La Pallacanestro Trieste vince largamente (110 a 84) la delicata partita con la Napoli Basket. Delicata perché seguiva due pesanti sconfitte, diverse nei modi ma entrambe dolorose. Voci di ultima spiaggia per coach Gonzalez aleggiavano più o meno vere sotto la volta del PalaRubini, ma in questa occasione i giocatori hanno risposto con i fatti, giocando quasi in auto gestione, partendo a mille (9 a 0 dopo 1'30" non si era mai visto) sfruttando finalmente il "corri e tira" che si era abbandonato.

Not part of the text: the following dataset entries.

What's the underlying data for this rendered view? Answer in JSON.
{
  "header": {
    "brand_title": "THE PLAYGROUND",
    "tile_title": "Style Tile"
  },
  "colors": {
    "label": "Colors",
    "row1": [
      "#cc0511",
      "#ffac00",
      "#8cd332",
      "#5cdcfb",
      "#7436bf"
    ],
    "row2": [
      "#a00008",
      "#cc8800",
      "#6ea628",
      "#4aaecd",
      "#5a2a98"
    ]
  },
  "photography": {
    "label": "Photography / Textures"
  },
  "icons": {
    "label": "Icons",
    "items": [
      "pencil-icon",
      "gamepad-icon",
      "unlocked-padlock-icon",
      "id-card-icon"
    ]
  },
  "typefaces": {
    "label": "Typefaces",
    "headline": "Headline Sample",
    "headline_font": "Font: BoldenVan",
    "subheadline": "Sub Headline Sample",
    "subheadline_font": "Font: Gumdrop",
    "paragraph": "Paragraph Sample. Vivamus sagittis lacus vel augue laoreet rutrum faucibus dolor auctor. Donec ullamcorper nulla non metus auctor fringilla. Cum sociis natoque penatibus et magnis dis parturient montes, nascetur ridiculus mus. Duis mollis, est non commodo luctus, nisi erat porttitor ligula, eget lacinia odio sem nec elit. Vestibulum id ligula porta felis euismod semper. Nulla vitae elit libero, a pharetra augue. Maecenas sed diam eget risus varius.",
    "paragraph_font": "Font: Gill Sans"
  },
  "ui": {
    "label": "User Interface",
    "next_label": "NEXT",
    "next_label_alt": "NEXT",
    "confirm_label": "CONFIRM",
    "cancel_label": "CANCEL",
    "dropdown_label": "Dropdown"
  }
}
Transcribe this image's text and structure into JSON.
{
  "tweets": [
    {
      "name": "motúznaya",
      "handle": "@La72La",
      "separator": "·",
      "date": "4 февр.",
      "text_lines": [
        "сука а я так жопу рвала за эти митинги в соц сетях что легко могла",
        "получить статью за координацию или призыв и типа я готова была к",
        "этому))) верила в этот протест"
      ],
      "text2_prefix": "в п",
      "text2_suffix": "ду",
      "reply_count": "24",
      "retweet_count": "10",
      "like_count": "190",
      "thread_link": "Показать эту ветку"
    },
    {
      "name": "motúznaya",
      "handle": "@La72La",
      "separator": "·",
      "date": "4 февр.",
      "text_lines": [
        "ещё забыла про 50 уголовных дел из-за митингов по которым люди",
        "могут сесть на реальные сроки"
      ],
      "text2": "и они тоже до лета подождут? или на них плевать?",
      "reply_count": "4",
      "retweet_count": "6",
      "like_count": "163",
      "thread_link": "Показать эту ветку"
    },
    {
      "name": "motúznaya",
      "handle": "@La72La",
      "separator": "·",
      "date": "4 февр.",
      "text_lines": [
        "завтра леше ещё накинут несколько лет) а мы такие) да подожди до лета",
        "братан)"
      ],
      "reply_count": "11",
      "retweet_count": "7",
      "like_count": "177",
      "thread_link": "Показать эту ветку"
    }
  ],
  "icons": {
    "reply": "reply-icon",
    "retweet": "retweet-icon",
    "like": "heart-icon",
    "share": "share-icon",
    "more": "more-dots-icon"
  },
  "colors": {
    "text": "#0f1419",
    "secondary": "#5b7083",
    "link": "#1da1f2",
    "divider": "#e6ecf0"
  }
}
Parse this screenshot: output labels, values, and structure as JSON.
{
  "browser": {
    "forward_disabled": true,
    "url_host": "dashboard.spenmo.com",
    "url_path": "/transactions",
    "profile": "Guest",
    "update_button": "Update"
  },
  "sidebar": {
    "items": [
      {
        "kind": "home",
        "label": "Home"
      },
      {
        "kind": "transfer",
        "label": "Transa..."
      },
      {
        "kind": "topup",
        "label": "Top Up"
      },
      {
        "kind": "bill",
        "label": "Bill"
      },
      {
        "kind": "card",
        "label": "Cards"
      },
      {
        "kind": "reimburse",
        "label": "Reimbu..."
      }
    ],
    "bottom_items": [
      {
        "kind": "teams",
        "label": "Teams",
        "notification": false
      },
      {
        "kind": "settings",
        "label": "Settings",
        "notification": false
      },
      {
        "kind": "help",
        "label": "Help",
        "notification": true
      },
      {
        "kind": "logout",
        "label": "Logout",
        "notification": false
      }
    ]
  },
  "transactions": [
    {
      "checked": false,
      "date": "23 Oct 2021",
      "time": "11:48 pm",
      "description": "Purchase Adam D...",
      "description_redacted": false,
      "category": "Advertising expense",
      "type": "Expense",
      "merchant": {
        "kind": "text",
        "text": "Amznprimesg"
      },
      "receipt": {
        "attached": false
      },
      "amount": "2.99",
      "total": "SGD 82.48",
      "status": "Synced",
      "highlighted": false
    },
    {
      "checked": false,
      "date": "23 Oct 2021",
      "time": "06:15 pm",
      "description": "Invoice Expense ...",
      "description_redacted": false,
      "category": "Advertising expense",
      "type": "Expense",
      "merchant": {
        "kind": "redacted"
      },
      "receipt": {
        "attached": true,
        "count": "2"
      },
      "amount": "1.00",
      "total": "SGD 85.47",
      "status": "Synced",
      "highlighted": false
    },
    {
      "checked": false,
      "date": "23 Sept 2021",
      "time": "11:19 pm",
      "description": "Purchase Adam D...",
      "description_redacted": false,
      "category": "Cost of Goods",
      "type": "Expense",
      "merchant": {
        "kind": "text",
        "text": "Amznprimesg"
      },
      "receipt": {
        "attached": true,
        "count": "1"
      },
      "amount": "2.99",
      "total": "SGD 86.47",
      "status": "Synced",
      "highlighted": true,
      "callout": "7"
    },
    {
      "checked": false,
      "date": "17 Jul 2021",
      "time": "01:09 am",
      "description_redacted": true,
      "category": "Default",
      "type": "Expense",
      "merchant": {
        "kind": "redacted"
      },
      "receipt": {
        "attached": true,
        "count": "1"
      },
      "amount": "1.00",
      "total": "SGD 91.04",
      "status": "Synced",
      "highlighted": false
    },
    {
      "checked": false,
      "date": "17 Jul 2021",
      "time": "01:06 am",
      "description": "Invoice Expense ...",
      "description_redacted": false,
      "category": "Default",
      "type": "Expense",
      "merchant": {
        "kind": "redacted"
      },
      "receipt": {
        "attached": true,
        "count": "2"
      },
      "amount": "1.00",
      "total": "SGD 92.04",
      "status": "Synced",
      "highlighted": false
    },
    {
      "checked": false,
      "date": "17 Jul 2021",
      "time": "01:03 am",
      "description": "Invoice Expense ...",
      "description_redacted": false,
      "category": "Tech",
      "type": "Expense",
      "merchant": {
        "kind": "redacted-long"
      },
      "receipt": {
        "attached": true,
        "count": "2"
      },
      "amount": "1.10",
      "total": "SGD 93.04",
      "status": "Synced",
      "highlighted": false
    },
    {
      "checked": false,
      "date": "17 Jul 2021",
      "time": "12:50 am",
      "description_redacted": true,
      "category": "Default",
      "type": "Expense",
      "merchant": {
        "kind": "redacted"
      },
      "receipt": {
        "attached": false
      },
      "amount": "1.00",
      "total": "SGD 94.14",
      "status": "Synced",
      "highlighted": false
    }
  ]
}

In sala stampa il coach ha dichiarato che finalmente ha visto quello che voleva ma intanto siamo a febbraio. Ecco, io ho qualche perplessità che rivedremo un gioco così fluido con la palla che girava veloce e mai nelle mani sbagliate (solo 3 palle perse nel primo tempo, saranno poi 13 alla fine), se invece sarà questo il nostro gioco da qui in avanti ne vedremo delle belle.
La squadra vista con Napoli è da terzo/quarto posto, ma bisogna anche dire che Napoli si è rivelata poca cosa, quasi rassegnata da subito e che quando i due piccoli Flagg e Bolton penetravano trovavano strada libera verso il ferro. Nella metà campo di fatica bisogna essere più solidi e "cattivi" agonisticamente, poi si potrà sognare, perché davanti siamo davvero forti. Certamente se le triple entrano si vince (erano 11 su 18 a metà gara, un irreale 61%) però le triple entrano quando non ci sono tiri forzati o senza ritmo, se c'è il gioco le percentuali di tiro arrivano alte. Nel secondo tempo c'è stato un fisiologico calo di concentrazione, solo 2 su 17 nelle bombe che hanno sporcato la percentuale, 10 palle perse, solo 12 rimbalzi contro i 22 del primo tempo. Ma ci sta, così belli non si erano ancora visti. Forse col Galatasaray e nel primo tempo di Tortona. Ma adesso questa deve essere la nostra strada, merito del coach ? Giocatori in autogestione? Va bene tutto se da adesso in poi saremo questi.